Una prospettiva ampliata all’arco delle Alpi lombarde mostra come altre esperienze locali abbiano percorso diverse traiettorie.
In Valcamonica la potenza aristocratica rimase più salda e il dualismo comunità/nobili non fu stemperato dall’incorporazione dei secondi nella prima istituzione.
Nel Sottoceneri, nella pianura comasca e nell’Ossola Superiore la comunità rurale fu e anzi divenne più fragile nel basso medioevo. Sicché, in rapporto alle più labili forme organizzative degli uomini, nel Sottoceneri e in Ossola le fazioni conservarono un ruolo pubblico centrale. Nella pianura, invece, acquisirono visibilità soggetti di norma emarginati dalle istituzioni locali, come le donne e i giovani, capaci di assumere un più spiccato ruolo nei processi deliberativi della collettività.
La città di Como, infine, si presenta come un contenitore di esperienze associative assai ricche e irriducibili ad un unico codice di lealtà: il comune urbano, la comunità di quartiere, la fazione, l’universitas professionale, il ceto.

La trasformazione sociale focalizzata dalla ricerca si è svolta a diversi livelli, che hanno richiesto una corrispondente articolazione dell’analisi su differenti scale d’osservazione.
Vi è un piano istituzionale, approfondito grazie alle fonti normative e ai quadri più generali aperti sull’intera area valtellinese e alpina lombarda, soprattutto per quel che concerne le strutture del comune e i suoi rapporti con il potere pubblico.
Vi è poi un piano sociale: le pratiche matrimoniali, la geografia del possesso fondiario, la distribuzione della ricchezza, lo sviluppo artigianale, commerciale e finanziario dei centri maggiori delle valli. Tale livello d’analisi si è concretizzato nell’approccio analitico ad alcuni casi specifici, singoli comuni rurali ben documentati, in modo che – attraverso le fonti fiscali e notarili sopravvissute – fosse possibile ricostruire alcune configurazioni locali complessive e le connessioni tra mutamento politico e sociale.

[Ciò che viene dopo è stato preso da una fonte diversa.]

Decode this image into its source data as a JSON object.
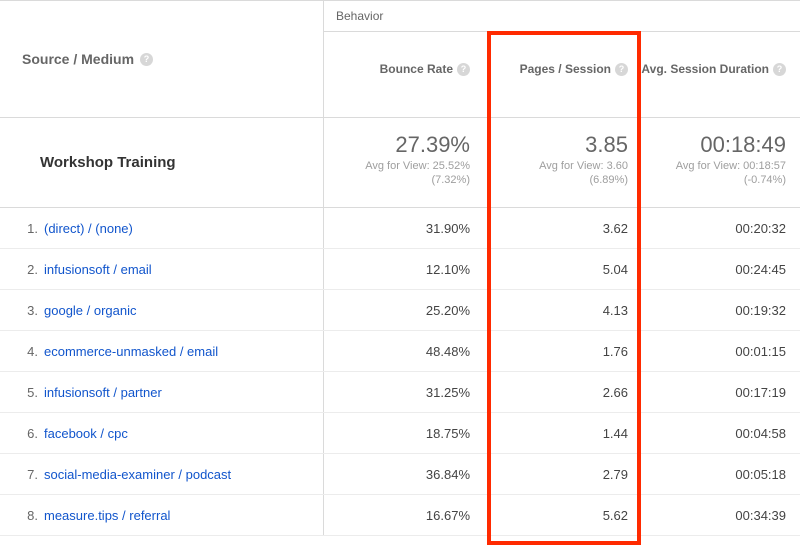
{
  "dim_header": "Source / Medium",
  "metrics_group": "Behavior",
  "columns": {
    "bounce": "Bounce Rate",
    "pages": "Pages / Session",
    "duration": "Avg. Session Duration"
  },
  "summary": {
    "label": "Workshop Training",
    "bounce": {
      "value": "27.39%",
      "avg": "Avg for View: 25.52%",
      "delta": "(7.32%)"
    },
    "pages": {
      "value": "3.85",
      "avg": "Avg for View: 3.60",
      "delta": "(6.89%)"
    },
    "duration": {
      "value": "00:18:49",
      "avg": "Avg for View: 00:18:57",
      "delta": "(-0.74%)"
    }
  },
  "rows": [
    {
      "n": "1.",
      "label": "(direct) / (none)",
      "bounce": "31.90%",
      "pages": "3.62",
      "duration": "00:20:32"
    },
    {
      "n": "2.",
      "label": "infusionsoft / email",
      "bounce": "12.10%",
      "pages": "5.04",
      "duration": "00:24:45"
    },
    {
      "n": "3.",
      "label": "google / organic",
      "bounce": "25.20%",
      "pages": "4.13",
      "duration": "00:19:32"
    },
    {
      "n": "4.",
      "label": "ecommerce-unmasked / email",
      "bounce": "48.48%",
      "pages": "1.76",
      "duration": "00:01:15"
    },
    {
      "n": "5.",
      "label": "infusionsoft / partner",
      "bounce": "31.25%",
      "pages": "2.66",
      "duration": "00:17:19"
    },
    {
      "n": "6.",
      "label": "facebook / cpc",
      "bounce": "18.75%",
      "pages": "1.44",
      "duration": "00:04:58"
    },
    {
      "n": "7.",
      "label": "social-media-examiner / podcast",
      "bounce": "36.84%",
      "pages": "2.79",
      "duration": "00:05:18"
    },
    {
      "n": "8.",
      "label": "measure.tips / referral",
      "bounce": "16.67%",
      "pages": "5.62",
      "duration": "00:34:39"
    }
  ],
  "chart_data": {
    "type": "table",
    "title": "Workshop Training — Behavior by Source / Medium",
    "columns": [
      "Source / Medium",
      "Bounce Rate (%)",
      "Pages / Session",
      "Avg. Session Duration (s)"
    ],
    "summary": {
      "bounce_rate": 27.39,
      "pages_per_session": 3.85,
      "avg_session_duration_s": 1129,
      "view_avg": {
        "bounce_rate": 25.52,
        "pages_per_session": 3.6,
        "avg_session_duration_s": 1137
      },
      "delta_pct": {
        "bounce_rate": 7.32,
        "pages_per_session": 6.89,
        "avg_session_duration_s": -0.74
      }
    },
    "rows": [
      {
        "source_medium": "(direct) / (none)",
        "bounce_rate": 31.9,
        "pages_per_session": 3.62,
        "avg_session_duration_s": 1232
      },
      {
        "source_medium": "infusionsoft / email",
        "bounce_rate": 12.1,
        "pages_per_session": 5.04,
        "avg_session_duration_s": 1485
      },
      {
        "source_medium": "google / organic",
        "bounce_rate": 25.2,
        "pages_per_session": 4.13,
        "avg_session_duration_s": 1172
      },
      {
        "source_medium": "ecommerce-unmasked / email",
        "bounce_rate": 48.48,
        "pages_per_session": 1.76,
        "avg_session_duration_s": 75
      },
      {
        "source_medium": "infusionsoft / partner",
        "bounce_rate": 31.25,
        "pages_per_session": 2.66,
        "avg_session_duration_s": 1039
      },
      {
        "source_medium": "facebook / cpc",
        "bounce_rate": 18.75,
        "pages_per_session": 1.44,
        "avg_session_duration_s": 298
      },
      {
        "source_medium": "social-media-examiner / podcast",
        "bounce_rate": 36.84,
        "pages_per_session": 2.79,
        "avg_session_duration_s": 318
      },
      {
        "source_medium": "measure.tips / referral",
        "bounce_rate": 16.67,
        "pages_per_session": 5.62,
        "avg_session_duration_s": 2079
      }
    ],
    "highlighted_column": "Pages / Session"
  }
}
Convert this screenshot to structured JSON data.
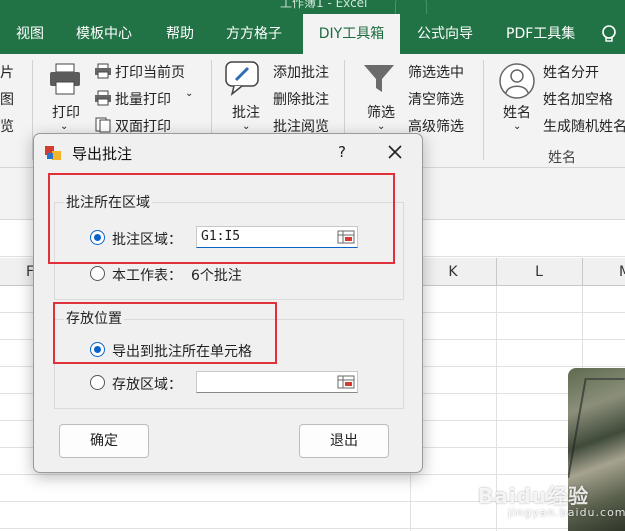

Un altro piano è costituito dalle rappresentazioni sociali, cioè dalla riflessione sulle forme della convivenza che si è sviluppata in sede locale nel tardo medioevo. Tale indagine è stata resa possibile dall’analisi del linguaggio dei documenti (i distintivi di status, le formule notarili della rappresentanza e dell’azione collettiva, i criteri ordinativi degli elenchi nominali nei verbali dei consigli delle comunità).
L’ultimo piano è quello dell’auto–identificazione del singolo soggetto, particolarmente importante da approfondire nel caso di quegli individui che hanno ricoperto un ruolo decisivo nei rispettivi comuni, guidandone la politica. La ricostruzione di una serie di biografie, basate soprattutto sulla documentazione notarile e centrate sullo snodarsi dei cursus honorum e il ramificarsi delle reti di relazioni individuali, ha consentito di verificare un risvolto decisivo del processo di affermazione tardo–medievale del comune rurale, assumendo quest’ultimo non solo come istituzione capace di condizionare i comportamenti per così dire dall’esterno, ma anche come matrice dell’identità del singolo soggetto e come schema concettuale adottato dallo stesso per ordinare la propria azione politica.